В конце 1898 года Дягилев, наконец, воплотил в жизнь давнюю и, казалось, полностью утопическую свою и Бенуа мечту: они начали издавать художественный журнал. Смоделированное по образцу проповедовавших модерн европейских изданий типа английского «Студио», немецких «Пан» и «Ди Югенд» и французского «Плюм» детище Бенуа и Дягилева было названо «Миром искусства» и представляло революционную для России концепцию. Впервые здесь художественный журнал издавался группой молодых единомышленников, стремившихся изменить культурный облик страны. Также впервые в России журнал готовился и реализовывался как единое художественное целое.

«Мир искусства» сразу же привлек внимание петербургской элиты своим внешним видом: большой формат, превосходная бумага, стильные заставки, концовки, рамки. В каждом номере помещались великолепные, изготовлявшиеся по специальному заказу в Европе репродукции картин современных русских и западных художников. Изящный шрифт времен императрицы Елизаветы был раскопан Дягилевым в типографии Академии наук. Логотип журнала работы Бакста изображал одинокого орла на горной вершине. Для Дягилева и его друзей это был символ независимого и свободного искусства, гордо взлетевшего над пошлой повседневностью. Но на самом деле «Мир искусства» был тесно связан с общими процессами в русском образованном обществе. Не случайно финансировала его княгиня Мария Тенишева, чей муж, русский self-made man, построил первый в Петербурге автомобильный завод. Деньги на журнал дал также московский купец Савва Морозов, разбогатевший на строительстве железных дорог.

Показательно, что поначалу Дягилев одной из главнейших задач нового журнала считал содействие развитию российской художественной промышленности: начавшим набирать силу отечественным ткацким, ситценабивным, фарфоро-фаянсовым, стекольным предприятиям. К этому его подталкивали и Тенишева, и Морозов, у которых был особый интерес к сохранению и развитию народных ремесел. (У Морозова также были значительные вложения в текстильной промышленности.)

Бенуа и Дягилев вполне были готовы к тому, чтобы под эгидой идей Уильяма Морриса помочь своим спонсорам наладить массовое производство высококачественной художественной продукции, которая опиралась бы на «чистые» народные образцы. Бенуа, например, настаивал, что «в сущности так называемая «художественная промышленность» и так называемое «чистое искусство» – сестры, близнецы одной матери – красоты, до того похожие друг на друга, что и отличить одну от другой иногда очень трудно».

Речь шла об овладении новыми, как представлялось, бескрайними рынками сбыта. Поначалу Дягилев и его друзья отнеслись к этой задаче вполне серьезно. Бакст в интервью «Петербургской газете» обещал, что новый журнал в каждом номере будет давать образцы рисунков и изделий для кустарей и рабочих; особенное внимание обещалось уделять рисункам материй и мебели, образцам гончарных, фарфоровых, майоличных изделий, мозаики и предметов из кованого железа. Трубадур передвижников и реалистического искусства, Стасов озабоченно писал приятелю о лихорадочной деятельности Дягилева в эти дни: «…этот бесстыдный и нахальный поросенок старается втянуть на подписку в свою газету всевозможных купцов, торговцев, промышленников и т. д.».

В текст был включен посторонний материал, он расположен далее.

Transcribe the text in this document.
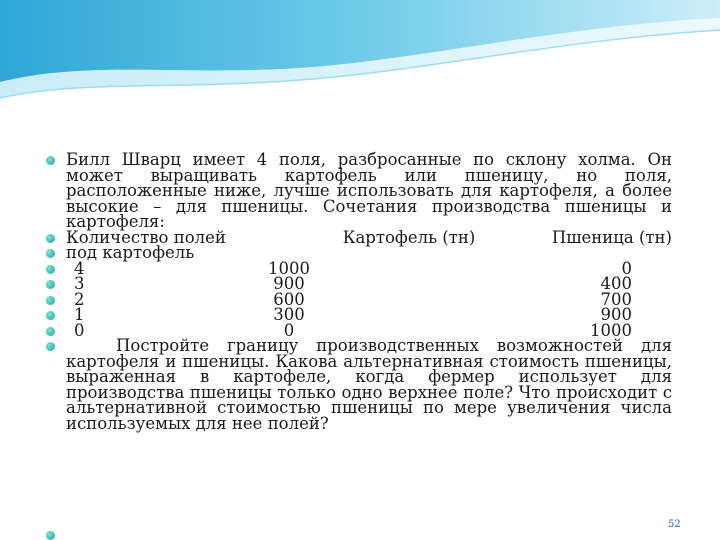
Билл Шварц имеет 4 поля, разбросанные по склону холма. Он может выращивать картофель или пшеницу, но поля, расположенные ниже, лучше использовать для картофеля, а более высокие – для пшеницы. Сочетания производства пшеницы и картофеля:
Количество полей	Картофель (тн)	Пшеница (тн)
под картофель
4	1000	0
3	900	400
2	600	700
1	300	900
0	0	1000
Постройте границу производственных возможностей для картофеля и пшеницы. Какова альтернативная стоимость пшеницы, выраженная в картофеле, когда фермер использует для производства пшеницы только одно верхнее поле? Что происходит с альтернативной стоимостью пшеницы по мере увеличения числа используемых для нее полей?
52
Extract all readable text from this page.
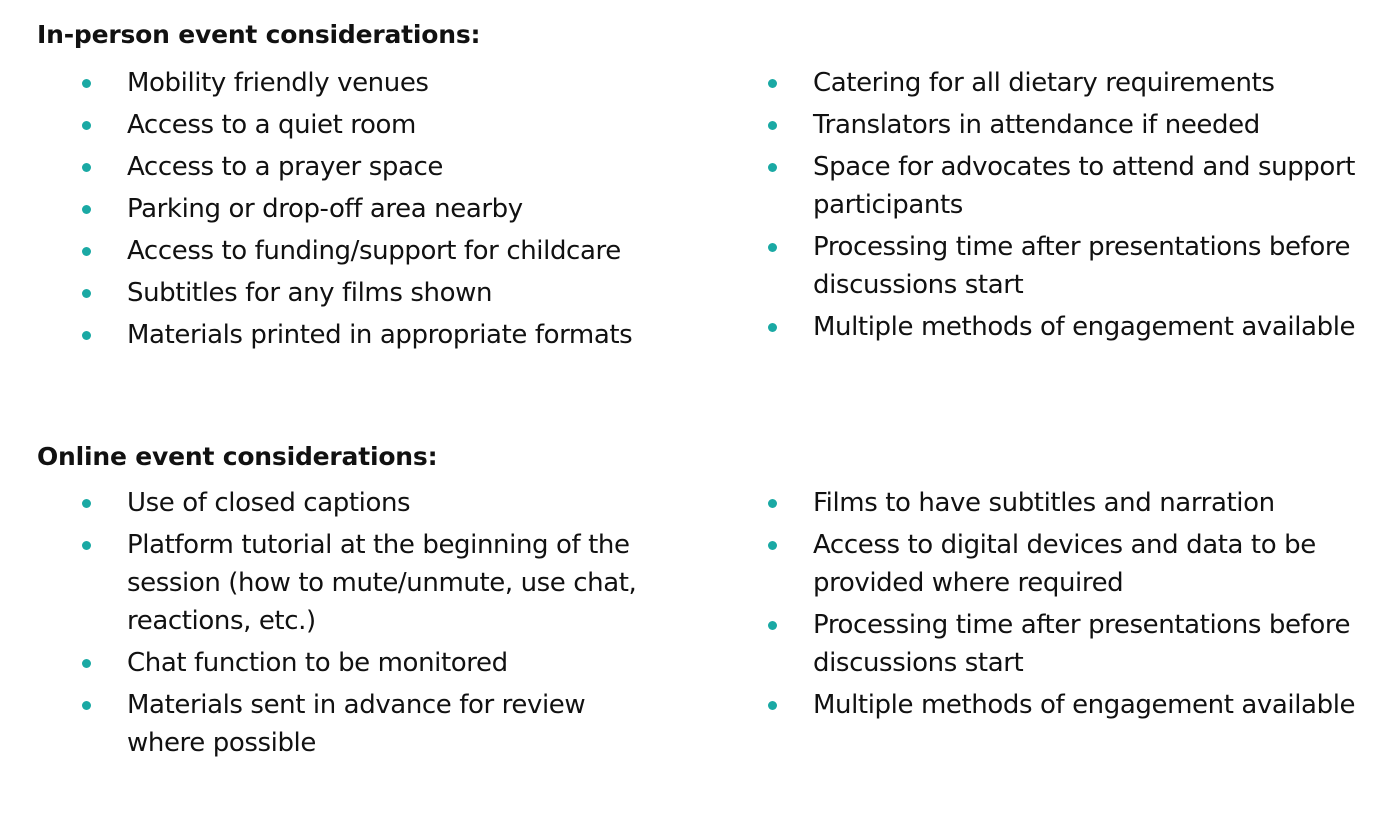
In-person event considerations:
Mobility friendly venues
Access to a quiet room
Access to a prayer space
Parking or drop-off area nearby
Access to funding/support for childcare
Subtitles for any films shown
Materials printed in appropriate formats
Catering for all dietary requirements
Translators in attendance if needed
Space for advocates to attend and support participants
Processing time after presentations before discussions start
Multiple methods of engagement available
Online event considerations:
Use of closed captions
Platform tutorial at the beginning of the session (how to mute/unmute, use chat, reactions, etc.)
Chat function to be monitored
Materials sent in advance for review where possible
Films to have subtitles and narration
Access to digital devices and data to be provided where required
Processing time after presentations before discussions start
Multiple methods of engagement available
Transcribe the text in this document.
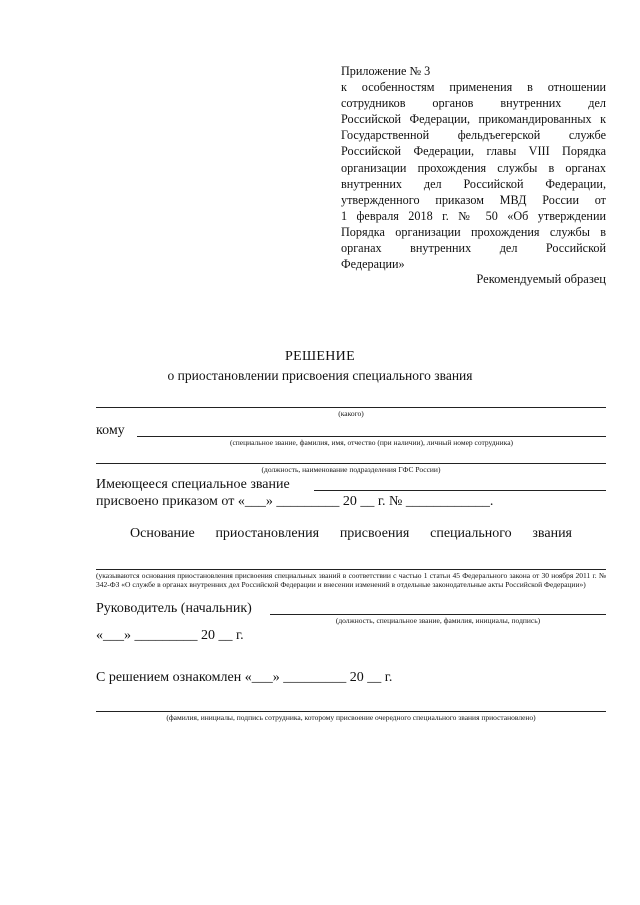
Приложение № 3
к особенностям применения в отношении
сотрудников органов внутренних дел
Российской Федерации, прикомандированных к
Государственной фельдъегерской службе
Российской Федерации, главы VIII Порядка
организации прохождения службы в органах
внутренних дел Российской Федерации,
утвержденного приказом МВД России от
1 февраля 2018 г. № 50 «Об утверждении
Порядка организации прохождения службы в
органах внутренних дел Российской
Федерации»
Рекомендуемый образец
РЕШЕНИЕ
о приостановлении присвоения специального звания
(какого)
кому
(специальное звание, фамилия, имя, отчество (при наличии), личный номер сотрудника)
(должность, наименование подразделения ГФС России)
Имеющееся специальное звание
присвоено приказом от «___» _________ 20 __ г. № ____________.
Основание приостановления присвоения специального звания
(указываются основания приостановления присвоения специальных званий в соответствии с частью 1 статьи 45 Федерального закона от 30 ноября 2011 г. № 342-ФЗ «О службе в органах внутренних дел Российской Федерации и внесении изменений в отдельные законодательные акты Российской Федерации»)
Руководитель (начальник)
(должность, специальное звание, фамилия, инициалы, подпись)
«___» _________ 20 __ г.
С решением ознакомлен «___» _________ 20 __ г.
(фамилия, инициалы, подпись сотрудника, которому присвоение очередного специального звания приостановлено)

Стасов, который в печати обзывал Дягилева не иначе как «декадентским старостой», а «Мир искусства» – «подворьем прокаженных» (образ, позаимствованный из «Собора Парижской Богоматери» Виктора Гюго), бил тревогу не зря. Хотя журнал молодых модернистов в итоге не стал каталогом и путеводителем для бурно развивавшейся русской художественной промышленности, да и число его подписчиков никогда не превысило тысячи человек, влияние «Мира искусства» – и журнала, и представляемого им художественного сообщества, а затем и целого направления, получившего то же название, – оказалось революционным во всех сферах русской культурной жизни, в том числе во многих «прикладных» ее областях.

Как в начале 1860-х годов молодые художники Петербурга передавали из рук в руки очередной номер радикального «прореалистического» журнала «Современник» с новой статьей нигилистского гуру Чернышевского, так теперь они с энтузиазмом обсуждали модернистские идеи «Мира искусства». Страсти кипели. Бульварная пресса обливала Дягилева, Бенуа и компанию грязью, как это ранее случилось с передвижниками; в мастерские к художникам группы «Мира искусства» стекались привлеченные скандальным шумом богатые покупатели: биржевики, врачи, адвокаты, крупные чиновники Петербурга.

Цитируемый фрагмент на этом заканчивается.